The stock is still down more than 50% from its peak during the pandemic, so it has plenty of leeway if it continues to deliver those levels of growth.
2. GXO Logistics
Investors typically think of online retailers when they think of e-commerce, but there are other ways to gain exposure to the category, including logistics companies like GXO Logistics (GXO 2.77%). from XPO logistics GXO isn’t exclusively focused on e-commerce last year, but online order fulfillment and returns for e-commerce and omnichannel retailers has been a significant growth driver for the company and today represents most of its activity.
As a stand-alone company, GXO has achieved impressive growth in a largely mature industry, especially at a time when so many companies are experiencing macroeconomic headwinds. Second-quarter organic revenue grew 20% to $2.2 billion, and the company posted adjusted results earnings before interest, taxes, depreciation and amortization (EBITDA) of $176 million, up 17% year-over-year.
GXO is the largest pure-play contract logistics company in the world, and it expects to continue to generate strong growth both organically and through acquisitions as it enters a fragmented industry. The company has advantages in automation and technology, including innovations such as collaborative robots that help its customers save money and ship goods more efficiently.
The company appears well positioned to benefit from both the secular growth of e-commerce and its own competitive advantages in logistics.
Like a number of e-commerce actions, Farfetch (FTCH 6.04%) has been beaten this year with the stock down 85% from its peak during the pandemic. Looking at its recent results, it’s easy to see why the luxury online fashion company‘s shares have plunged.

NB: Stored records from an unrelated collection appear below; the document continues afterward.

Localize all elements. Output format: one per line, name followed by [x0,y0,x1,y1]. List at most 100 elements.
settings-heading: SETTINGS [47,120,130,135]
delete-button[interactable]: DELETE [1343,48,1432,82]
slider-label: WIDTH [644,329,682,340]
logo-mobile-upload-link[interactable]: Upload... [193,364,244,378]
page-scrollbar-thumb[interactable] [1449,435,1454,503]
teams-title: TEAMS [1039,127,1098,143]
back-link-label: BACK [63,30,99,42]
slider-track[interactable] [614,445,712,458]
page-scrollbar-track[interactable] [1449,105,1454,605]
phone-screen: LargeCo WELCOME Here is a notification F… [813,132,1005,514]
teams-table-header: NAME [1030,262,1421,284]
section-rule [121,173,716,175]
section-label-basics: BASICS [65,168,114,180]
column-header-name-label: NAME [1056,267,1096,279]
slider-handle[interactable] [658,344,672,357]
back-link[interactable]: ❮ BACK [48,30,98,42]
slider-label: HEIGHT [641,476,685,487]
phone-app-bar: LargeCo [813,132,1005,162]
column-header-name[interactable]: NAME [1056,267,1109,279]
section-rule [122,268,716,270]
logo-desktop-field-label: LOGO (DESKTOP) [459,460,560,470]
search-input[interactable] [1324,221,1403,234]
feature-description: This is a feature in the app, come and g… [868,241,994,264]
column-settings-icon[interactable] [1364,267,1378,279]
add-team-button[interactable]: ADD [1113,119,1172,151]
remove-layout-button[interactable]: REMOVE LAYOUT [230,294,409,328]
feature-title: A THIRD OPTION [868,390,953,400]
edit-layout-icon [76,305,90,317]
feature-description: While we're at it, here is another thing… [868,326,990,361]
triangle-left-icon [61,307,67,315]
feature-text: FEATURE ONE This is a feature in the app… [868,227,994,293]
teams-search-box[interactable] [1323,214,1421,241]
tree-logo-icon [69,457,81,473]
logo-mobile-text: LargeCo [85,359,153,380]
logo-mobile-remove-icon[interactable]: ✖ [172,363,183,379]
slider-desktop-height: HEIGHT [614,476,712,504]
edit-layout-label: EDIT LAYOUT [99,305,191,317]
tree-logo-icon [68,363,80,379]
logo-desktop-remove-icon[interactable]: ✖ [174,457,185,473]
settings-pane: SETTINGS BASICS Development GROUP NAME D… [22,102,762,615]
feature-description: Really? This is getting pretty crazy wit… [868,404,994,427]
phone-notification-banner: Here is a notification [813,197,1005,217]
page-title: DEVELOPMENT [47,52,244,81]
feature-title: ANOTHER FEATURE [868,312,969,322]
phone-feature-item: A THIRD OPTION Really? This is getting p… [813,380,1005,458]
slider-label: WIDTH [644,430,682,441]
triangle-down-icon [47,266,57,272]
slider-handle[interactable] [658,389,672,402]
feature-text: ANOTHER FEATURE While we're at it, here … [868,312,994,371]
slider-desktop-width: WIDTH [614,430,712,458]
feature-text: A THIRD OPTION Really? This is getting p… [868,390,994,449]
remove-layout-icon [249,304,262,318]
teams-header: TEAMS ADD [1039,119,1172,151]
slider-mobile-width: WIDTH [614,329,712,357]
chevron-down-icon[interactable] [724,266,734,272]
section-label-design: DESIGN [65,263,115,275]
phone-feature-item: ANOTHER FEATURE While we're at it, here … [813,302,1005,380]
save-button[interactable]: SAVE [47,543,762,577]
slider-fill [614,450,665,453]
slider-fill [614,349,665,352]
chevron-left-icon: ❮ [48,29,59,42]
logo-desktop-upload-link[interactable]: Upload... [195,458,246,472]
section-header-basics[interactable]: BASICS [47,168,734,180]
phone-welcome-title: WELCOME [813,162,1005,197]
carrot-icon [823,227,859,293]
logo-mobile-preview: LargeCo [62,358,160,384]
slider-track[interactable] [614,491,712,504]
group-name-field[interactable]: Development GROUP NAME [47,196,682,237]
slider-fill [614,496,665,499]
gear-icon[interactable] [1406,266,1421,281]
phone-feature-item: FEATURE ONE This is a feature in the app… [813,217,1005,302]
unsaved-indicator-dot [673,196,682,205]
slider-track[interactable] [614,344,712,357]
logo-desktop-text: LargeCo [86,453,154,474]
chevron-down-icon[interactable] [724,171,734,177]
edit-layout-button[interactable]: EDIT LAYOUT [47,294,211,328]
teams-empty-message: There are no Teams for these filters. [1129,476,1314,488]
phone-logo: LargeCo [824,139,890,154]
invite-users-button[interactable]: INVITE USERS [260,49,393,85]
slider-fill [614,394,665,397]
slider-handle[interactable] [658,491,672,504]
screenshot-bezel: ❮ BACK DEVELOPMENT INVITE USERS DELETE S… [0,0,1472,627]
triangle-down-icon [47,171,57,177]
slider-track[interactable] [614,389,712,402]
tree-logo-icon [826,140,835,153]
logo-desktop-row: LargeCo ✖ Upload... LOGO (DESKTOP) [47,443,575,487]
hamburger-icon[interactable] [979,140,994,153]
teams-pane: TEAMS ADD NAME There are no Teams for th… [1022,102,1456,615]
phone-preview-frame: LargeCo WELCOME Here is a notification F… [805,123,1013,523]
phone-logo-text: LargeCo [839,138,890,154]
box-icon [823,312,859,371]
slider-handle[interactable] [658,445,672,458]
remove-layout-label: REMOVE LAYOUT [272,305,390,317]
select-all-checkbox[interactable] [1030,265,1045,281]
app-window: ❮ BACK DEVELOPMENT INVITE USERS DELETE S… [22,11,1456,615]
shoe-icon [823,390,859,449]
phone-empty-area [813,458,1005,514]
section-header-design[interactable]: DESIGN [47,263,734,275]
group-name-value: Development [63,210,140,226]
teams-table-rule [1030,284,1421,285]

In the second quarter, gross merchandise volume increased only 1.3%, or 7.6% in constant currency, to $1.02 billion, while revenue increased 10.7%, or 20.7% in constant currency, to $579.3 million. Ultimately, its adjusted EBITDA loss worsened to $24.2 million.

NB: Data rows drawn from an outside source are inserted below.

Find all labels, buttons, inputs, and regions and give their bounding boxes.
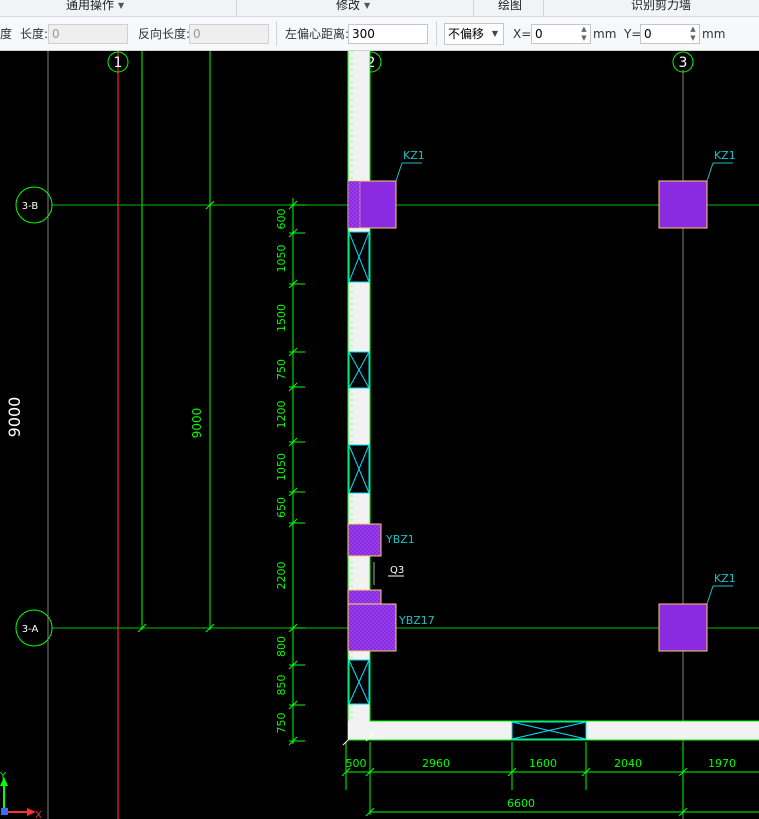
length-label: 长度: xyxy=(20,27,49,41)
bottom-dimension-chain: 500 2960 1600 2040 1970 6600 xyxy=(341,742,759,817)
overall-dim-inner: 9000 xyxy=(190,408,204,439)
ucs-axis-icon: Y X xyxy=(0,771,42,819)
wall-segment-dim: 1050 xyxy=(275,453,288,481)
x-unit: mm xyxy=(593,27,617,41)
menu-divider xyxy=(473,0,474,16)
kz1-label: KZ1 xyxy=(714,149,736,162)
property-toolbar: 度 长度: 0 反向长度: 0 左偏心距离: 300 不偏移 ▼ X= 0 ▲ ▼… xyxy=(0,17,759,51)
wall-segment-dim: 2200 xyxy=(275,562,288,590)
ucs-x-label: X xyxy=(35,810,42,819)
chevron-down-icon: ▼ xyxy=(118,0,125,10)
column-ybz17[interactable]: YBZ17 xyxy=(347,589,435,652)
wall-segment-dim: 1500 xyxy=(275,304,288,332)
ybz17-label: YBZ17 xyxy=(398,614,435,627)
axis-bubble-3b: 3-B xyxy=(15,186,53,224)
reverse-length-input[interactable]: 0 xyxy=(189,24,269,44)
x-label: X= xyxy=(513,27,532,41)
left-offset-input[interactable]: 300 xyxy=(348,24,428,44)
axis-bubble-3a: 3-A xyxy=(15,609,53,647)
menu-divider xyxy=(543,0,544,16)
y-unit: mm xyxy=(702,27,726,41)
bottom-dim-text: 2960 xyxy=(422,757,450,770)
bottom-dim-text: 1600 xyxy=(529,757,557,770)
axis-label-3b: 3-B xyxy=(22,201,39,212)
reverse-length-label: 反向长度: xyxy=(138,27,191,41)
cut-label: 度 xyxy=(0,27,13,41)
offset-mode-value: 不偏移 xyxy=(448,27,485,41)
ribbon-group-bar: 通用操作 ▼ 修改 ▼ 绘图 识别剪力墙 xyxy=(0,0,759,17)
lintel-q3[interactable]: Q3 xyxy=(373,562,404,585)
spin-arrows-icon[interactable]: ▲ ▼ xyxy=(580,25,588,43)
axis-bubble-3: 3 xyxy=(672,51,694,73)
x-spinbox[interactable]: 0 ▲ ▼ xyxy=(531,24,591,44)
y-label: Y= xyxy=(624,27,642,41)
ucs-y-label: Y xyxy=(0,771,7,782)
axis-bubble-1: 1 xyxy=(107,51,129,73)
bottom-total-dim: 6600 xyxy=(507,797,535,810)
dropdown-arrow-icon: ▼ xyxy=(491,29,498,38)
length-input[interactable]: 0 xyxy=(48,24,128,44)
axis-label-1: 1 xyxy=(114,55,123,71)
recognize-wall-group[interactable]: 识别剪力墙 xyxy=(631,0,691,13)
wall-segment-dim: 750 xyxy=(275,713,288,734)
ybz1-label: YBZ1 xyxy=(385,533,415,546)
chevron-down-icon: ▼ xyxy=(364,0,371,10)
bottom-dim-text: 2040 xyxy=(614,757,642,770)
axis-label-3: 3 xyxy=(679,55,688,71)
offset-mode-select[interactable]: 不偏移 ▼ xyxy=(444,23,504,45)
bottom-dim-text: 500 xyxy=(346,757,367,770)
shear-wall-horizontal[interactable] xyxy=(348,720,759,741)
toolbar-divider xyxy=(276,21,277,46)
axis-lines xyxy=(47,51,759,819)
column-kz1-top-right[interactable]: KZ1 xyxy=(658,149,736,229)
column-ybz1[interactable]: YBZ1 xyxy=(347,523,415,557)
kz1-label: KZ1 xyxy=(403,149,425,162)
wall-segment-dim: 800 xyxy=(275,636,288,657)
draw-label: 绘图 xyxy=(498,0,523,12)
overall-dim-left: 9000 xyxy=(5,397,24,438)
bottom-dim-text: 1970 xyxy=(708,757,736,770)
menu-divider xyxy=(236,0,237,16)
wall-segment-dim: 1200 xyxy=(275,401,288,429)
wall-segment-dim: 650 xyxy=(275,497,288,518)
wall-segment-dim: 750 xyxy=(275,359,288,380)
wall-segment-dim: 850 xyxy=(275,675,288,696)
general-ops-label: 通用操作 xyxy=(66,0,115,12)
wall-segment-dim: 1050 xyxy=(275,245,288,273)
left-offset-label: 左偏心距离: xyxy=(285,27,350,41)
y-spinbox[interactable]: 0 ▲ ▼ xyxy=(640,24,700,44)
drawing-canvas[interactable]: 1 2 3 3-B 3-A 9000 9000 KZ1 KZ1 KZ1 YBZ1… xyxy=(0,51,759,819)
general-ops-group[interactable]: 通用操作 ▼ xyxy=(66,0,124,13)
kz1-label: KZ1 xyxy=(714,572,736,585)
modify-label: 修改 xyxy=(336,0,361,12)
x-value: 0 xyxy=(535,27,543,41)
spin-arrows-icon[interactable]: ▲ ▼ xyxy=(689,25,697,43)
vertical-dimension-chain: 600 1050 1500 750 1200 1050 650 2200 800 850 750 xyxy=(275,198,305,746)
modify-group[interactable]: 修改 ▼ xyxy=(336,0,370,13)
y-value: 0 xyxy=(644,27,652,41)
q3-label: Q3 xyxy=(390,565,404,576)
axis-label-3a: 3-A xyxy=(22,624,39,635)
toolbar-divider xyxy=(436,21,437,46)
recognize-wall-label: 识别剪力墙 xyxy=(631,0,692,12)
draw-group[interactable]: 绘图 xyxy=(498,0,522,13)
wall-segment-dim: 600 xyxy=(275,209,288,230)
column-kz1-bottom-right[interactable]: KZ1 xyxy=(658,572,736,652)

Farfetch faces a number of headwinds, including the loss of sales in Russia following its withdrawal from this market, lockdowns in China, a strong US dollar, high inflation in much of the world and difficult comparisons with the early stages of the pandemic. .

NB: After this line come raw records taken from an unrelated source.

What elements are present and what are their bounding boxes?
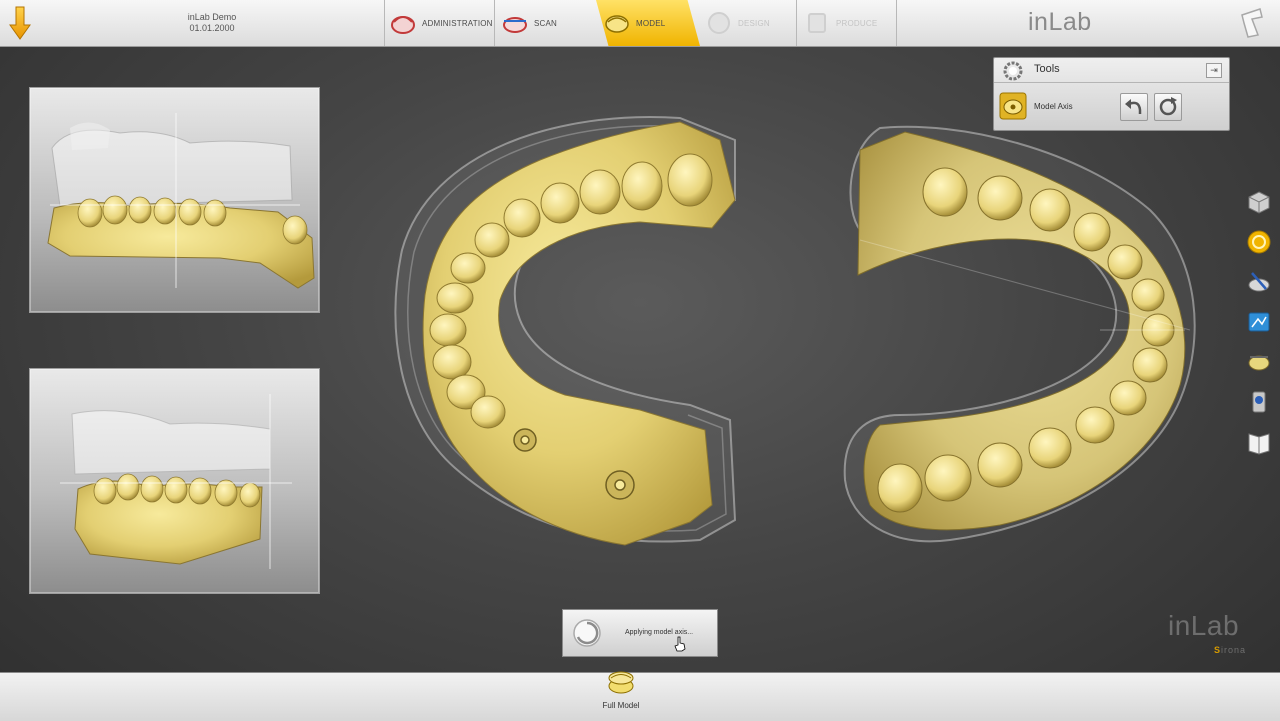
phase-produce: PRODUCE xyxy=(800,0,898,46)
tools-panel-header: Tools ⇥ xyxy=(994,58,1229,83)
model-axis-button[interactable] xyxy=(1246,229,1272,255)
bottom-bar: Full Model xyxy=(0,671,1280,721)
catalog-button[interactable] xyxy=(1246,429,1272,455)
wand-icon[interactable] xyxy=(1238,7,1266,39)
model-axis-icon xyxy=(1247,230,1271,254)
administration-icon xyxy=(391,16,415,34)
phase-administration[interactable]: ADMINISTRATION xyxy=(386,0,496,46)
phase-separator xyxy=(796,0,797,46)
watermark-sub-prefix: S xyxy=(1214,645,1222,655)
hand-cursor-icon xyxy=(674,636,686,652)
phase-label: MODEL xyxy=(636,18,666,28)
full-model-label: Full Model xyxy=(602,701,640,710)
trim-button[interactable] xyxy=(1246,269,1272,295)
view-icon xyxy=(1248,312,1270,332)
analysis-icon xyxy=(1252,391,1266,413)
side-view-preview-lower[interactable] xyxy=(29,368,320,594)
side-view-model xyxy=(60,394,292,569)
brand-logo: inLab xyxy=(1028,8,1092,36)
produce-icon xyxy=(808,13,826,33)
phase-model[interactable]: MODEL xyxy=(596,0,700,46)
model-icon xyxy=(605,15,629,33)
rotate-button[interactable] xyxy=(1154,93,1182,121)
phase-label: ADMINISTRATION xyxy=(422,18,493,28)
upper-jaw-model[interactable] xyxy=(843,125,1196,543)
tools-panel-title: Tools xyxy=(1034,63,1060,75)
phase-separator xyxy=(896,0,897,46)
watermark-sub-rest: irona xyxy=(1221,645,1247,655)
design-icon xyxy=(708,12,730,34)
occlusion-icon xyxy=(1248,355,1270,371)
tools-panel: Tools ⇥ Model Axis xyxy=(993,57,1230,131)
spinner-icon xyxy=(573,619,601,647)
phase-design: DESIGN xyxy=(702,0,798,46)
undo-icon xyxy=(1125,99,1142,114)
phase-label: PRODUCE xyxy=(836,18,878,28)
top-bar: inLab Demo 01.01.2000 ADMINISTRATION SCA… xyxy=(0,0,1280,47)
trim-icon xyxy=(1248,272,1270,292)
phase-separator xyxy=(494,0,495,46)
case-info: inLab Demo 01.01.2000 xyxy=(150,12,274,34)
watermark-logo: inLab xyxy=(1168,610,1240,641)
case-date: 01.01.2000 xyxy=(189,23,235,33)
occlusion-button[interactable] xyxy=(1246,349,1272,375)
watermark-sub: Sirona xyxy=(1214,645,1246,655)
phase-scan[interactable]: SCAN xyxy=(498,0,598,46)
side-view-preview-upper[interactable] xyxy=(29,87,320,313)
model-axis-icon[interactable] xyxy=(999,92,1027,120)
tools-ring-icon xyxy=(1003,61,1023,81)
case-name: inLab Demo xyxy=(187,12,237,22)
catalog-icon xyxy=(1248,433,1270,455)
undo-button[interactable] xyxy=(1120,93,1148,121)
back-arrow-icon[interactable] xyxy=(8,5,32,41)
rotate-icon xyxy=(1159,97,1177,116)
progress-toast: Applying model axis... xyxy=(562,609,718,657)
full-model-icon[interactable] xyxy=(606,667,636,697)
phase-label: DESIGN xyxy=(738,18,770,28)
view-button[interactable] xyxy=(1246,309,1272,335)
model-axis-label: Model Axis xyxy=(1034,102,1073,111)
analysis-button[interactable] xyxy=(1246,389,1272,415)
pin-panel-icon[interactable]: ⇥ xyxy=(1206,63,1222,78)
scan-icon xyxy=(503,17,527,33)
side-view-model xyxy=(47,113,315,289)
phase-separator xyxy=(384,0,385,46)
progress-text: Applying model axis... xyxy=(625,629,694,636)
cube-view-button[interactable] xyxy=(1246,189,1272,215)
lower-jaw-model[interactable] xyxy=(394,116,737,546)
cube-view-icon xyxy=(1248,191,1270,214)
phase-label: SCAN xyxy=(534,18,558,28)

Despite these headwinds, Farfetch’s competitive strengths remain intact as the company offers a wide assortment of luxury brands on its website. It has also received investments from Ali Baba and mother Cartier Richemont, who helped him in China and other parts of the world. Through Farfetch Platform Solutions, the company also has a software suite to help luxury brands manage their own e-commerce businesses, making it something like Shopify for the luxury sector.
While its recent numbers appear weak, they should improve as e-commerce headwinds fade and the Chinese market reopens from COVID-induced lockdowns. If the company can return to its pre-pandemic growth trajectory, the current stock price discount will not last long.
John Mackey, CEO of Whole Foods Market, an Amazon subsidiary, is a board member of The Motley Fool. Jeremy Bowman holds positions at Alibaba Group Holding Ltd., Amazon, GXO Logistics, Inc., MercadoLibre, Shopify and XPO Logistics. The Motley Fool holds positions and recommends Amazon, Farfetch Limited, MercadoLibre and Shopify. The Motley Fool recommends GXO Logistics, Inc. and XPO Logistics and recommends the following options: January 2023 Long Calls at $1,140 on Shopify and January 2023 Short Calls at $1,160 on Shopify. The Motley Fool has a disclosure policy.